Dallas, Texas 07/26/2013 (Financialstrend) – Ruby Tuesday, Inc. (NYSE:RT) registered loss during the fourth quarterly period.
The company’s loss broadened following feeble sales at its eateries and charges to write down the worth of one of its products.
The well known firm, which possesses the Ruby Tuesday and Lime Fresh brands, named it a transitional time.
It has appended innovative leadership and shut down several restaurants, including Wok Hay, Truffles Grill and Marlin &Ray’s, with the aim to concentrate on its core business. It also commenced refurbishing its individual brand in order to widen its demand by up grading its bill of fare, service, impression and promotion.
As per JJ Buettgen, Ruby Tuesday’s President and chief executive officer whilst the firm is dissatisfied with the outcomes for the fourth quarterly period and year, it is sure about the coming time.

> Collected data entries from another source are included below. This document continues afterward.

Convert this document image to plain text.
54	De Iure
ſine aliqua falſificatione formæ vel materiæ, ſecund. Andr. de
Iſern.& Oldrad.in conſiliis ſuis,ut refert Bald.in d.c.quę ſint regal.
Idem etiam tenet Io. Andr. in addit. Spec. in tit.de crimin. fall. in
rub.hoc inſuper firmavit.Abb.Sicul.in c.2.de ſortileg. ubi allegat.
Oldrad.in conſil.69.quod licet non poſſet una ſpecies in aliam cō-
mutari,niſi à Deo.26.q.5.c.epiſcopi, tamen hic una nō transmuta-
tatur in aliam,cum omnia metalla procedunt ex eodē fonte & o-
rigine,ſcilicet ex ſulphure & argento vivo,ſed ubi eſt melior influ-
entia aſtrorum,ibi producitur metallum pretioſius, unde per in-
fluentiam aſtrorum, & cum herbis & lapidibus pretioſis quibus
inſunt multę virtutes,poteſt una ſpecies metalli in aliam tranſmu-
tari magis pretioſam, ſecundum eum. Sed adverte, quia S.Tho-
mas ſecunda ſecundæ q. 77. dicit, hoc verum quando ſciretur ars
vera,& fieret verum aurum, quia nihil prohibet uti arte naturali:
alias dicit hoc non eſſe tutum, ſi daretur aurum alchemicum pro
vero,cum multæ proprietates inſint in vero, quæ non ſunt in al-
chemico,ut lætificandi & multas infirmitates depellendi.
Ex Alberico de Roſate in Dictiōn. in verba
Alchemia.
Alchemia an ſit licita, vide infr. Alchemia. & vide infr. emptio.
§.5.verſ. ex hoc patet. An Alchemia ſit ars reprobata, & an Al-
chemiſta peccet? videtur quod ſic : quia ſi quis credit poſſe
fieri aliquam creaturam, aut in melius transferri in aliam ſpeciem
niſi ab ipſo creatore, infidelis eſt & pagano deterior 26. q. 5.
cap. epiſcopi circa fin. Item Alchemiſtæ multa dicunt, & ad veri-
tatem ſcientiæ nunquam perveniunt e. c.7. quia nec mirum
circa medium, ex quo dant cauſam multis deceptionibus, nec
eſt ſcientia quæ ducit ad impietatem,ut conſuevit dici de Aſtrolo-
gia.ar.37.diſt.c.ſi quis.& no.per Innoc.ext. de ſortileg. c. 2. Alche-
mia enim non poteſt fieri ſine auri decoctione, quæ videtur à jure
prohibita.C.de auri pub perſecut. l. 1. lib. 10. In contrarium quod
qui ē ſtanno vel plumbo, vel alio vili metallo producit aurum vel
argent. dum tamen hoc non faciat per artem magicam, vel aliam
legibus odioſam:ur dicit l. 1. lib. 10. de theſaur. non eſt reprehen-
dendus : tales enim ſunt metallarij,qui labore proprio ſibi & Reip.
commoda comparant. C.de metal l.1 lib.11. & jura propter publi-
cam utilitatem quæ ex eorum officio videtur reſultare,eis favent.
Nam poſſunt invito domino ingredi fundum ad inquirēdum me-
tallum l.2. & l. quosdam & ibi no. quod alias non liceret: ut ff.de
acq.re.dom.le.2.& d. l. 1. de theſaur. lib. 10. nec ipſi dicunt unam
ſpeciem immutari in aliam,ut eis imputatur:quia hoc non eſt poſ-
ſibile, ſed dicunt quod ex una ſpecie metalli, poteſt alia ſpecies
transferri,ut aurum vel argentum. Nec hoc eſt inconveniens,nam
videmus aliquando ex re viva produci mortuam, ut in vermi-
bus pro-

Ruby Tuesday, Inc. (NYSE:RT) posted a loss of $29.1 million for the period under review as against a loss of $5.8 million during the same period of 2012.
After making adjustments for mutilation charges and other items in both phases, the company made 12 cents per share from ongoing processes for 2013 as against 19 cents per share during 2012.
Revenue came down to $316.1 million as against $357.9 million.
Market experts anticipated earnings of 19 cents a share on income of $331 million.
Shares declined 63 cents, or 6.9%, to $8.45 during after-hours trading.
Ruby Tuesday owns 783 Ruby Tuesday eating places and 24 Lime Fresh eateries that it either possesses or franchises.
Ruby Tuesday chief executive officer: Company going through ‘transition period’
Ruby Tuesday Inc., the parent firm of casual-eating chain Ruby Tuesday and the quick-casual Lime Fresh Mexican Grill product, registered a noteworthy net loss in its June last quarterly period, with net income declining 401% year over year.
Company’s chief executive James J. “JJ” Buettgen stated that the company’s loss was likely owing to the reality that the firm is going through transition phase.